The ANSYS-FLUENT CFD software was used for simulation of forced convection of water inside the metal foam tube. The water enters the tube by different inlet temperatures (i.e. 295, 305, 325 and 335 K). The x and y of the fluid nodal locations, the temperature at the inlet (T), the velocity (V), and turbulent kinetic energy (TKE) were considered as the inputs. The turbulence eddy dissipation (TED) was selected as the output. All the predictions were done on a cross-section in 0.3 m of the tube length. For more comparison, the efficiency of ACOFIS is compared with the adaptive network-based fuzzy inference system (ANFIS). The following results can be found from this investigation:

  • The best intelligence (i.e. R ~ 1) could be obtained for the number of inputs equal to five. In addition, the number of ants, and the number of membership functions (MFs) and the rule should be 10 and 93, respectively.

  • The comparative study between the CFD and the ACOFIS prediction of TED revealed that the predicted TED by the ACOFIS is in a good agreement with those by the CFD.
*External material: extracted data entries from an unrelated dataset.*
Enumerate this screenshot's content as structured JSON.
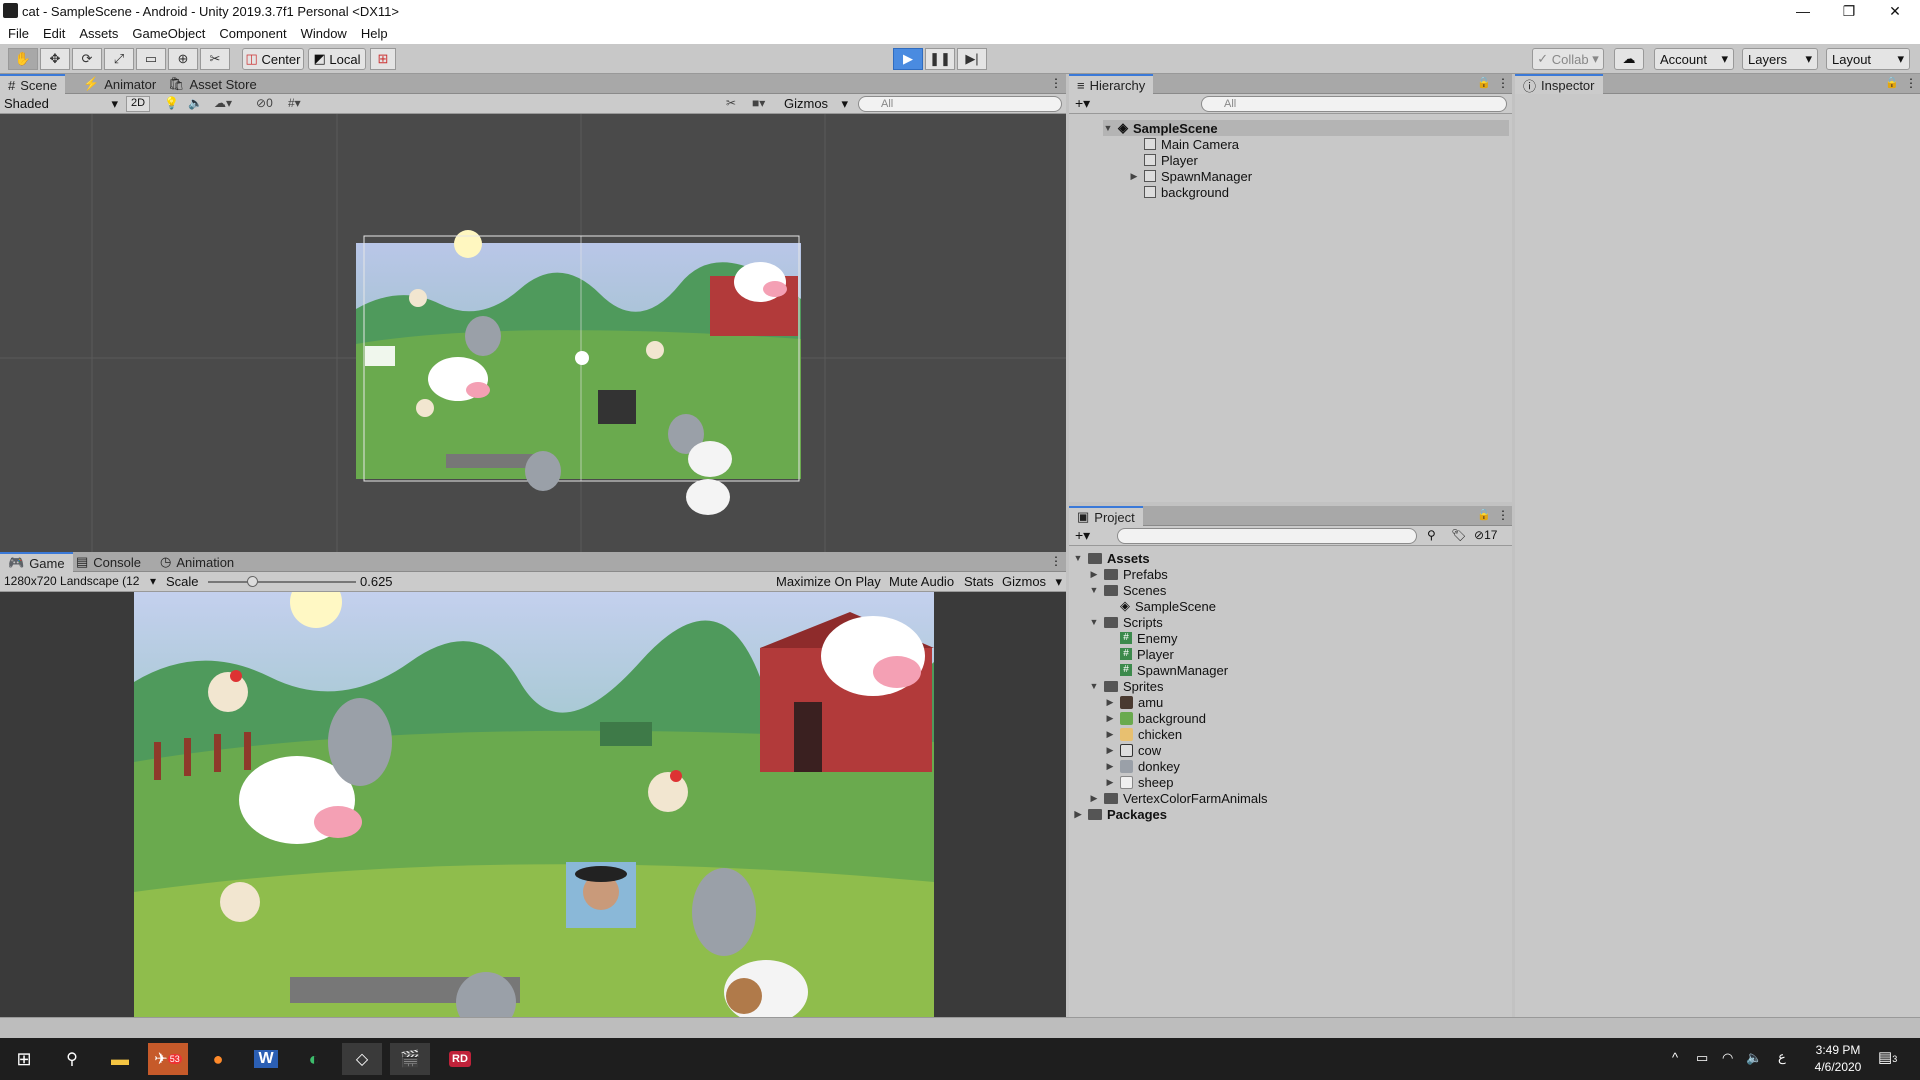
{
  "window": {
    "title": "cat - SampleScene - Android - Unity 2019.3.7f1 Personal <DX11>",
    "min": "—",
    "max": "❐",
    "close": "✕"
  },
  "menu": [
    "File",
    "Edit",
    "Assets",
    "GameObject",
    "Component",
    "Window",
    "Help"
  ],
  "toolbar": {
    "pivot": "Center",
    "space": "Local",
    "collab": "Collab",
    "account": "Account",
    "layers": "Layers",
    "layout": "Layout"
  },
  "scene": {
    "tabs": [
      "Scene",
      "Animator",
      "Asset Store"
    ],
    "shading": "Shaded",
    "mode2d": "2D",
    "hidden_count": "0",
    "gizmos": "Gizmos",
    "search_placeholder": "All"
  },
  "game": {
    "tabs": [
      "Game",
      "Console",
      "Animation"
    ],
    "resolution": "1280x720 Landscape (12",
    "scale_label": "Scale",
    "scale_value": "0.625",
    "scale_fraction": 0.3,
    "maximize": "Maximize On Play",
    "mute": "Mute Audio",
    "stats": "Stats",
    "gizmos": "Gizmos"
  },
  "hierarchy": {
    "title": "Hierarchy",
    "search_placeholder": "All",
    "scene": "SampleScene",
    "items": [
      "Main Camera",
      "Player",
      "SpawnManager",
      "background"
    ]
  },
  "inspector": {
    "title": "Inspector"
  },
  "project": {
    "title": "Project",
    "count": "17",
    "root": "Assets",
    "folders": {
      "prefabs": "Prefabs",
      "scenes": "Scenes",
      "scripts": "Scripts",
      "sprites": "Sprites",
      "vertex": "VertexColorFarmAnimals"
    },
    "scene_file": "SampleScene",
    "scripts": [
      "Enemy",
      "Player",
      "SpawnManager"
    ],
    "sprites": [
      "amu",
      "background",
      "chicken",
      "cow",
      "donkey",
      "sheep"
    ],
    "packages": "Packages"
  },
  "taskbar": {
    "time": "3:49 PM",
    "date": "4/6/2020",
    "badge": "53",
    "notif": "3",
    "lang": "ع"
  }
}
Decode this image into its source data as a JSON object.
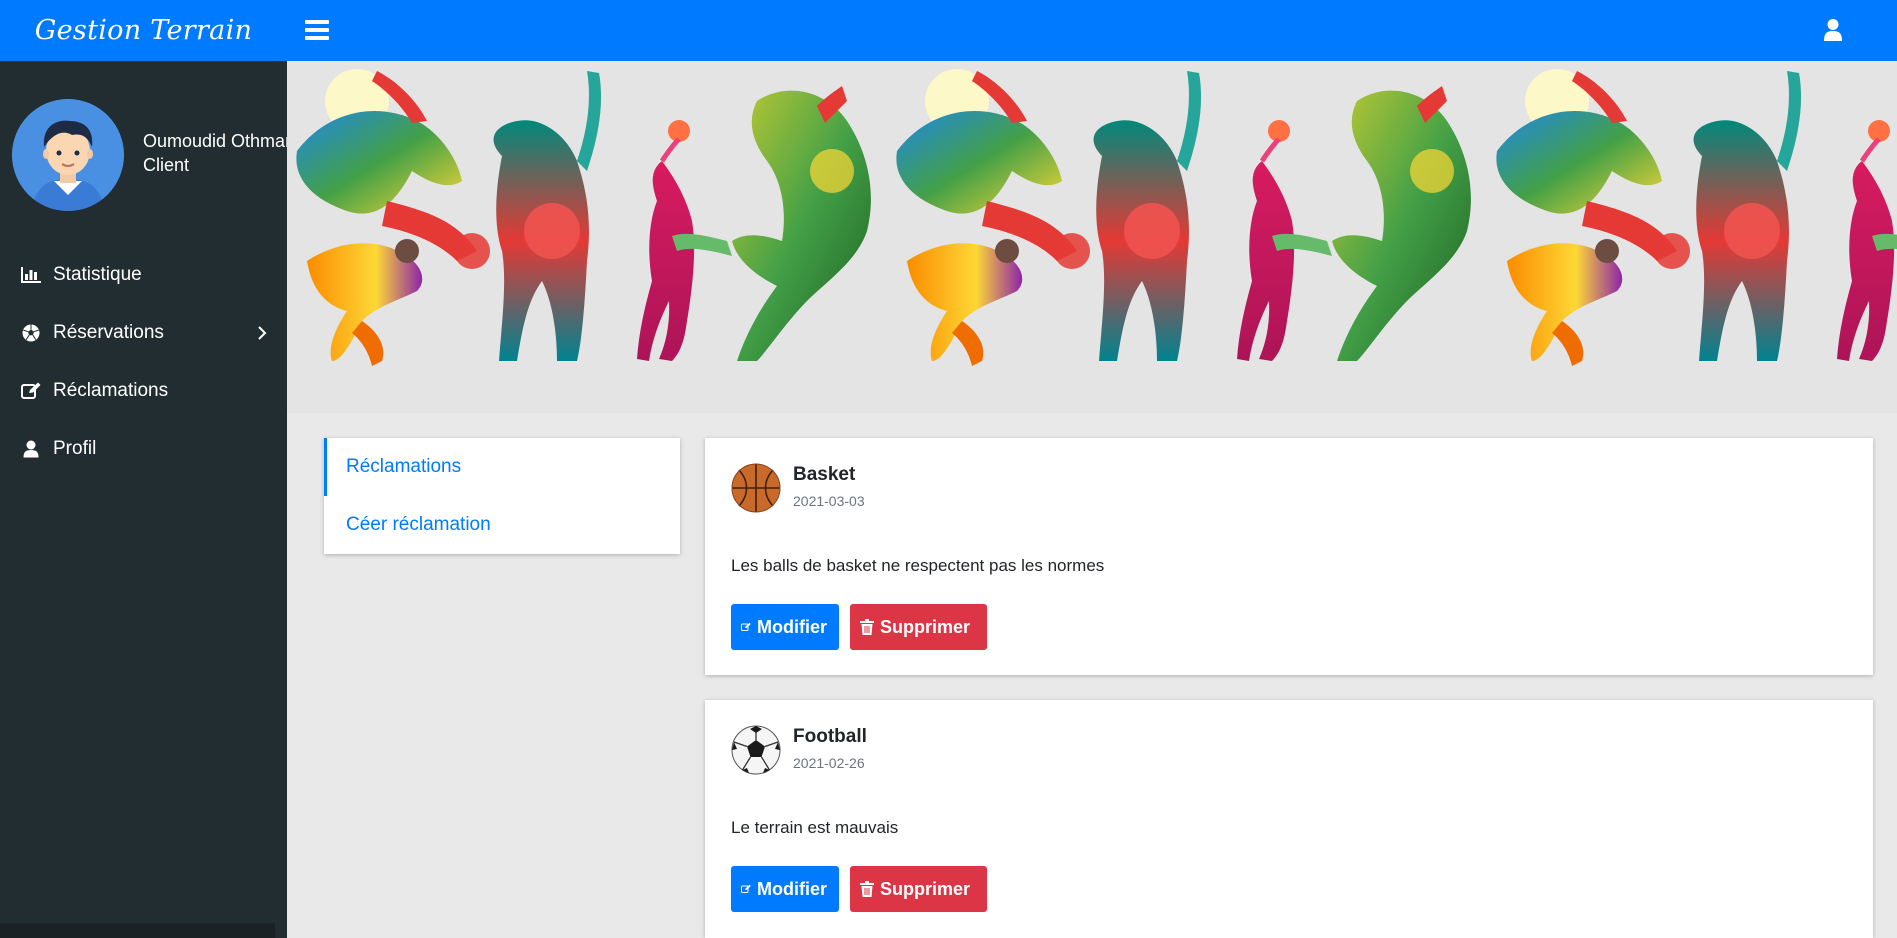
{
  "header": {
    "brand": "Gestion Terrain",
    "menu_icon": "hamburger-icon",
    "user_icon": "user-icon",
    "accent": "#007bff"
  },
  "sidebar": {
    "user_name": "Oumoudid Othman",
    "user_role": "Client",
    "background": "#222d32",
    "items": [
      {
        "label": "Statistique",
        "icon": "bar-chart-icon"
      },
      {
        "label": "Réservations",
        "icon": "soccer-ball-icon",
        "has_submenu": true
      },
      {
        "label": "Réclamations",
        "icon": "edit-icon"
      },
      {
        "label": "Profil",
        "icon": "user-icon"
      }
    ]
  },
  "subnav": {
    "items": [
      {
        "label": "Réclamations",
        "active": true
      },
      {
        "label": "Céer réclamation",
        "active": false
      }
    ]
  },
  "reclamations": [
    {
      "sport": "Basket",
      "date": "2021-03-03",
      "description": "Les balls de basket ne respectent pas les normes",
      "icon": "basketball-icon",
      "edit_label": "Modifier",
      "delete_label": "Supprimer"
    },
    {
      "sport": "Football",
      "date": "2021-02-26",
      "description": "Le terrain est mauvais",
      "icon": "soccer-ball-icon",
      "edit_label": "Modifier",
      "delete_label": "Supprimer"
    }
  ],
  "colors": {
    "primary": "#007bff",
    "danger": "#dc3545",
    "page_bg": "#e9e9e9"
  }
}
  • The function of the degree of MFs versus all inputs and numbers of clustering was graphically determined. Once the values of the inputs are determined, the value of TED can be calculated without the CFD modeling. So, solving the complicated equations by the CFD could be replaced with a simple correlation.

  • The coefficient of determination and the correlation of coefficient for both methods of ANFIS and ACOFIS were close to 1 at the best intelligence. The ANFIS showed more learning and prediction times (785 s and 10 s, respectively) than the ACOFIS (556 s and 3 s, respectively).